Ana gövdeyi sınırlı tutmak suretiyle diğerlerinin suçu varsa ona ait bir karar verilmesinin daha doğru ve daha mantıklı olacağını düşündüğünü belirten Arınç, buna karşın ortada ciddi bir suç varsa ve bu suçu o ana gövdedeki insanlar tek başına işleyemeyecek, yan unsurların da onları desteklediği iddia ve ispat edilecek bir noktadaysa belli kişiler hakkında soruşturma yapılmasının doğru olabileceğini söyledi.
Burada her kişiye yönelik ayrı ayrı zamanaşımı durumuna da bakılması gerektiğini dile getiren Arınç, "Böyle bir inceleme yaptılar mı yaparlar mı yapacaklar mı bilmiyorum ama bütün bunları dikkate alarak genişleteceklerse meseleyi, işlerinin zor olduğunu söylemek istiyorum" dedi.

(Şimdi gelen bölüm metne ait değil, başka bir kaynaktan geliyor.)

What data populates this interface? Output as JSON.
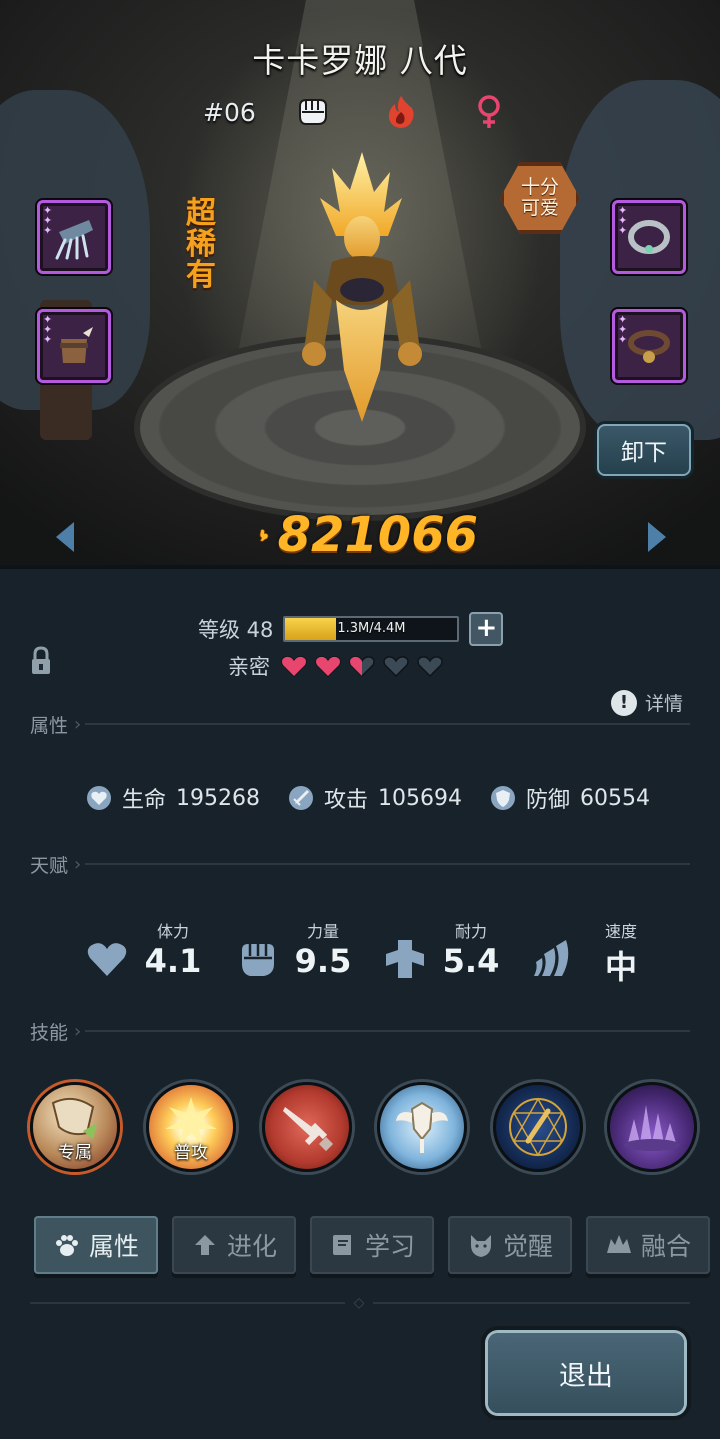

Gazetelerde zaman zaman hukuki mevzuat ve terimler bilinmeden yapılan haberlere rastladığını anlatan Arınç, "Yargıtay kararı nedir, nasıl inceleme yapılır, sanıklar hakkında verilen karar neyi ifade eder, bunu bilenler yazsın, konuşsun ve meseleyi hukuka bıraksınlar" diye konuştu.